The final part of the suite, “All Things are Quite Silent” sees the Cutty Sark returning to England. The piece is an arrangement of an English folk song collected by the composer Ralph Vaughan Williams in Sussex in 1904 and published in the Penguin Book of English Folk Songs in 1959.
Accorsi re-arranges the song as a jazz ballad and removes two stanzas from the original lyrics.  However the words that she does sing are reproduced as part of the album packaging.
The performance is introduced by Carter at the piano and features Accorsi singing the lyrics charmingly in heavily accented English above a backdrop of piano, acoustic bass and brushed drums. The words are a lament, sung from the point of view of a wife whose husband has been ‘press ganged’ into naval service. Accorsi’s melodic saxophone playing punctuates the sung stanzas.
A short passage of unaccompanied piano signals a transition into a more forceful, mambo inspired section, designed to express the anxieties of the reluctant, abducted sailor as he faces hostile and treacherous seas. Driven by MacDonald’s dynamic drumming this turbulent passage incorporates short, powerful features for soprano sax, piano, electric bass and drums into its structure as the piece, and the album as a whole, concludes on an energetic note.

Despite its relative brevity “The Cutty Sark Suite” is an impressive piece of work and represents an excellent recorded début from Accorsi. She impresses as both an instrumentalist and a composer, with each piece embracing a wide variety of musical styles and cultural references, plus a similarly broad range of colours and dynamics. “The Cutty Sark Suite” takes the listener on a musical journey, with each individual movement representing a voyage of discovery in itself.

Accorsi is mainly featured playing soprano saxophone, although she also plays alto, with the late, great Phil Woods named as a particular source of inspiration. Her other musical activities include the acoustic jazz duo Sloth in the City, which features Accorsi on saxophone and vocals alongside her partner, Andrea Martelloni, on finger picked acoustic guitar. Martelloni is also part of the engineering and production team on “The Cutty Sark Suite”, alongside Francesca Edwards and Amelia Lawn of Goldsmith’s.

More recently Accorsi has begun to experiment with electronics and has written a piece for saxophone and electronics, taking inspiration from “The Cosmicomics”, a 1965 collection of short stories by the late Italian author Italo Calvino (1923-85).  She has also been involved with writing for film. Full details of her musical activities can be found at

Of the other musicians on the recording both Carter and MacDonald represent exciting new discoveries. Both make excellent and distinctive contributions and, like Accorsi herself, represent names that we should be hearing a lot more about in the future.

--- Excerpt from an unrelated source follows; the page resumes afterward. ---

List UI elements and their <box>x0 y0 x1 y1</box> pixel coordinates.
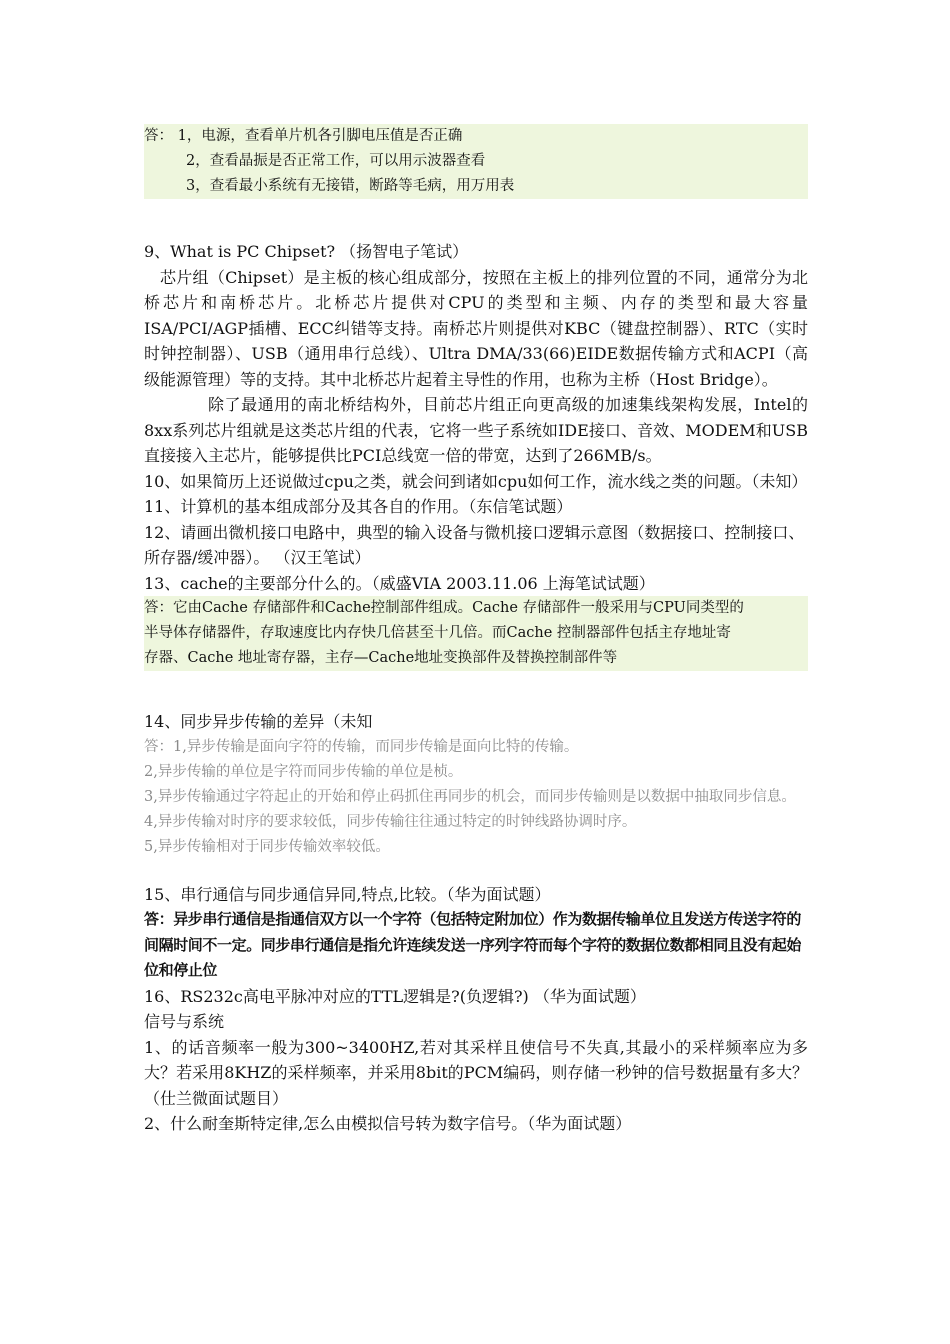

Meanwhile Hamill is a relative veteran by comparison, who has worked with saxophonists Tony Woods, Tim Whitehead and Theo Travis, pianist Jonathan Gee,  guitarist James Chadwick and vocalist Karen Lane, among others.  As a session player he has worked with a whole host of pop and rock musicians too, including some very big names,  and appeared on a veritable string of recordings. Equally adept on electric or acoustic bass his contribution to “The Cutty Sark Suite” is invaluable. Full details of Hamill’s musical activities (and more) can be found at his website

Overall I was very impressed with “The Cutty Sark Suite” and will be keeping an eye and ear open for Accorsi and her colleagues in the future.